En el tema que más tensión ha generado con los aliados europeos, Trump defendió la importancia estratégica de Groenlandia para la seguridad nacional estadounidense y pidió negociaciones “inmediatas” para hablar sobre el control estadounidense del territorio. Los funcionarios europeos han rechazado vehementemente sus propuestas.
Trump dijo que había considerado eliminar el tema de su discurso, pero reconoció que es “el asunto que a todos les importa”. Aseguró que Groenlandia es “un territorio vasto, casi completamente deshabitado y sin desarrollar, situado indefenso en una ubicación estratégica clave entre Estados Unidos, Rusia y China”. Dijo que su importancia solo ha crecido con la mayor prominencia de los metales de tierras raras.
“Esa no es la razón por la que lo necesitamos, lo necesitamos por seguridad nacional estratégica y seguridad internacional”, afirmó. Trump sostuvo que Groenlandia es parte de América del Norte y por lo tanto “nuestro territorio”, añadiendo que “es por lo tanto un interés de seguridad nacional fundamental” de Estados Unidos.
Trump dijo en sus comentarios que Estados Unidos “recordará” si Europa no acepta su impulso para tomar Groenlandia. “Queremos un pedazo de hielo para la protección mundial, y no lo darán. Nunca hemos pedido nada más, y podríamos haber mantenido ese pedazo de tierra, y no lo hicimos”, dijo.
Trump dijo que Europa tiene “una elección”. “Pueden decir que sí, y estaremos muy agradecidos, o pueden decir que no, y lo recordaremos. Un Estados Unidos fuerte y seguro significa una OTAN fuerte, y esa es una razón por la que estoy trabajando todos los días para asegurar que nuestro ejército sea muy poderoso”, afirmó.
Previamente, Trump criticó el menor gasto de seguridad de Dinamarca con la OTAN, argumentando que solo Estados Unidos podría proteger Groenlandia. También mencionó desarrollar y mejorar Groenlandia, aunque no detalló a qué se refería.
Trump dijo que no quería usar la fuerza para adquirir Groenlandia, pero que si lo hiciera, Estados Unidos sería “imparable”. “Nunca pedimos nada, y nunca obtuvimos nada, probablemente no obtendremos nada a menos que decida usar fuerza y poder excesivos, donde seríamos, francamente, imparables. Pero no lo haré”, dijo. La Casa Blanca no ha descartado previamente opciones militares para que Estados Unidos tome Groenlandia.

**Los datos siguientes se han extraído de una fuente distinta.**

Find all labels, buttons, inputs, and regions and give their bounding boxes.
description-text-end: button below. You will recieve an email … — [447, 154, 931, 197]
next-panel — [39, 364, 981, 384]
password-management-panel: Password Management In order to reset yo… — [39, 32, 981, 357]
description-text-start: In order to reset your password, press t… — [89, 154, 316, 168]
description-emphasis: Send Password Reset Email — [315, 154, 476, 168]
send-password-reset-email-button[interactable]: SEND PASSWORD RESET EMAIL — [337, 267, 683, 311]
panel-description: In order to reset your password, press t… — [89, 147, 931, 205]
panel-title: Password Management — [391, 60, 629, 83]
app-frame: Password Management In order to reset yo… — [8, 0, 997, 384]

Sin embargo, insistió en que “nadie puede asegurar Groenlandia aparte de Estados Unidos”. Trump recordó que “Dinamarca cayó ante Alemania después de seis horas de combate” durante la Segunda Guerra Mundial, mientras que Estados Unidos se vio “obligado a enviar nuestras propias fuerzas para mantener el territorio de Groenlandia, a gran costo y gasto”, estableciendo bases militares en este “gran y hermoso pedazo de hielo”.
“Estados Unidos ganó la Segunda Guerra Mundial. Sin nosotros, estarían hablando alemán y japonés quizás”, declaró Trump. “Después de la guerra, devolvimos Groenlandia a Dinamarca. ¿Qué tan estúpidos fuimos al hacer eso? ¿Qué tan desagradecidos son ellos ahora?”, cuestionó.
Sin embargo, Estados Unidos nunca ha sido propietario del territorio autónomo. Ha sido parte del Reino de Dinamarca durante siglos, un hecho establecido bajo el derecho internacional y reconocido por Estados Unidos. Si bien Estados Unidos estableció bases militares en Groenlandia durante la Segunda Guerra Mundial a través de un acuerdo de seguridad en tiempos de guerra con Dinamarca, esto no confirió ninguna propiedad real. En 1946, el entonces presidente Harry Truman propuso secretamente comprar Groenlandia, pero finalmente fue rechazado por los daneses.